Sebuah film dokumenter baru, “Fiddler on the Moon: Yudaism in Space,” membahas pertanyaan provokatif: bagaimana salah satu agama tertua di dunia akan berkembang seiring dengan perluasan jangkauan umat manusia ke luar Bumi? Film ini mengeksplorasi tantangan praktis dan filosofis dalam mempertahankan ketaatan Yahudi di lingkungan di mana prinsip-prinsip dasar – ketepatan waktu berdasarkan matahari terbenam dan siklus bulan – menjadi usang.
Dilema Inti: Tradisi di Perbatasan Baru
Film dokumenter ini menyoroti ketegangan antara praktik keagamaan yang mengakar dan realitas perjalanan luar angkasa. Hari libur Yahudi, yang diatur oleh matahari terbenam dan kalender lunar, menimbulkan masalah logistik langsung di orbit (mengalami enam belas matahari terbit setiap hari) atau di benda langit seperti Mars (dengan hari yang lebih lama 40 menit). Ini bukanlah masa depan yang bersifat hipotetis; film ini mengacu pada pengalaman astronot Israel Ilan Ramon, yang, sebelum kematiannya yang tragis dalam bencana Kolumbia tahun 2003, berkonsultasi dengan seorang rabi tentang perayaan Sabat di luar angkasa. Solusinya: ikuti waktu kendali misi di Houston.
Dilema ini bukanlah hal baru. Film ini menghubungkannya dengan preseden sejarah seperti tentara Yahudi pada Perang Dunia II di dekat Kutub Utara, yang mengikuti zaman Anchorage, Alaska, untuk merayakan hari Sabat. Tema yang mendasarinya jelas: Yudaisme, seperti agama lainnya, selalu beradaptasi dengan perubahan keadaan.
Sains, Iman, dan Kekuatan Ritual yang Menyatukan
Para pembuat film menekankan bahwa agama dan sains bukanlah kekuatan yang berlawanan. Ahli astrofisika Neil deGrasse Tyson mencatat bahwa tradisi keagamaan, baik perayaan Yahudi atau doa Muslim, menciptakan ritme sosial yang menyatukan. Pernyataannya sangat jelas: jika praktik kolektif penting di Bumi, mengapa meninggalkannya di luar angkasa?
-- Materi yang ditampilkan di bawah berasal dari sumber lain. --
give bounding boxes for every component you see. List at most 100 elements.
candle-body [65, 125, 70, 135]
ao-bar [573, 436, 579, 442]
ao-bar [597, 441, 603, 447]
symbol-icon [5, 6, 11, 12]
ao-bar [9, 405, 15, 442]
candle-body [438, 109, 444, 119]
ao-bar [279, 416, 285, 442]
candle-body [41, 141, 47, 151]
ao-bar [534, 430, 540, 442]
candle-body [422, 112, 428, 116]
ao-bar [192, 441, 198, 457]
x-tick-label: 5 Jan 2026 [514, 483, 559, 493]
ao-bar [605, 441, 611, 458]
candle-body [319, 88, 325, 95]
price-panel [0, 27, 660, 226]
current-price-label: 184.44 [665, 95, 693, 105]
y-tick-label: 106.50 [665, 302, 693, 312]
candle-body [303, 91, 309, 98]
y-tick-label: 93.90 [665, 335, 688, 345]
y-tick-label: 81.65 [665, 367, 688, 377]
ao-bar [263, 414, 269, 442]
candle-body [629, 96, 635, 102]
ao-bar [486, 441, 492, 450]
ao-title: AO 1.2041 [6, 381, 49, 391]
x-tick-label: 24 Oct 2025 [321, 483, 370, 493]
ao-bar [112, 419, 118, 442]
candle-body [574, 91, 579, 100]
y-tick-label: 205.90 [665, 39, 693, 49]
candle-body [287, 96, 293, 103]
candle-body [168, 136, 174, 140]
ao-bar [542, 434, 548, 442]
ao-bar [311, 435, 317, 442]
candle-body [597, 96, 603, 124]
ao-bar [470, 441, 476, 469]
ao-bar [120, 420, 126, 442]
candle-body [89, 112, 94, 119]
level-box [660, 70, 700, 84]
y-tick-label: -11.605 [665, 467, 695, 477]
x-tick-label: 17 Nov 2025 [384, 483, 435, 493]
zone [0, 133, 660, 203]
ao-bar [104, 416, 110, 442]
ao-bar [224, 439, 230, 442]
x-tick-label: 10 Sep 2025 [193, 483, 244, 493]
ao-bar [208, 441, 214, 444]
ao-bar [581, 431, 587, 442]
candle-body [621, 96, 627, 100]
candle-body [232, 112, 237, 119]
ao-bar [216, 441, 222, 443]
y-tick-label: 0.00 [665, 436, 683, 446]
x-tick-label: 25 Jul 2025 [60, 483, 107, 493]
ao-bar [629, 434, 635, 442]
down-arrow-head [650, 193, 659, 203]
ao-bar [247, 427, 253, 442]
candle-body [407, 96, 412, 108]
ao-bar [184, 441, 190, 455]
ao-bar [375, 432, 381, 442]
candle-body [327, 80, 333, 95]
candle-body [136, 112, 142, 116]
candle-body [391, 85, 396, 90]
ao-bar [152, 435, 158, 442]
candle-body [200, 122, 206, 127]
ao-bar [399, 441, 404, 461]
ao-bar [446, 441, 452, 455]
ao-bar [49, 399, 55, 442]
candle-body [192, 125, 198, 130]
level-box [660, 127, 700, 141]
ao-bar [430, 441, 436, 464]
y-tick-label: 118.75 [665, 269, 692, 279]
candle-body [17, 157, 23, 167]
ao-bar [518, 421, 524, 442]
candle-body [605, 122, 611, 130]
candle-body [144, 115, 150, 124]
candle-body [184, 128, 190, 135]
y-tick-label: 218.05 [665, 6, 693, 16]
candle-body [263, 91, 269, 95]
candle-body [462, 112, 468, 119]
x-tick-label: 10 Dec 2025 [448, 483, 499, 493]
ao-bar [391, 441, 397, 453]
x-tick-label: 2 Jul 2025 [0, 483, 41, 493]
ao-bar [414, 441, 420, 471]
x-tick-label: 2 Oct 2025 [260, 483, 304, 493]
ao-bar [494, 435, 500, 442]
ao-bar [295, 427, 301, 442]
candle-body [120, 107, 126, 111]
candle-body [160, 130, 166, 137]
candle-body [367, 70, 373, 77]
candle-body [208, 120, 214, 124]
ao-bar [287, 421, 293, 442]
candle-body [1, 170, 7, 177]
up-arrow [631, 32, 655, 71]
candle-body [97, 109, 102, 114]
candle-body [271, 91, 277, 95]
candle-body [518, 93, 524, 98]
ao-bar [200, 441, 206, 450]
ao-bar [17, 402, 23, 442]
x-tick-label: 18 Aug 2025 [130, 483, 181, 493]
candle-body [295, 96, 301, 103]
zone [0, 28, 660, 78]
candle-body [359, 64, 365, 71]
Film dokumenter ini juga menunjukkan sejarah panjang adaptasi orang-orang Yahudi di bawah tekanan. Dari penganiayaan hingga pengasingan, komunitas ini berulang kali menghadapi ancaman nyata. Sejarah ini, menurut film tersebut, secara unik mempersiapkan mereka menghadapi tantangan kehidupan di luar bumi. Seperti yang dinyatakan oleh Rabbi Ben-Tzion Spitz, orang-orang Yahudi memiliki “kejeniusan dalam beradaptasi dalam kondisi yang paling keras”.
Melihat ke Depan: Kebangkitan Komunitas di Luar Dunia
Dengan adanya momentum baru menuju kolonisasi bulan dan Mars, pertanyaan-pertanyaan ini menjadi semakin mendesak. Perayaan Chanukah yang dilakukan Astronot Jessica Meir di Stasiun Luar Angkasa Internasional (ISS) dan misi Artemis 2 yang akan datang menggarisbawahi perlunya solusi praktis. Film ini menunjukkan bahwa model Kibbutzim Israel—pemukiman komunal dan mandiri yang lahir dari kebutuhan sejarah—dapat memberikan kerangka kerja untuk membangun komunitas keagamaan di luar angkasa.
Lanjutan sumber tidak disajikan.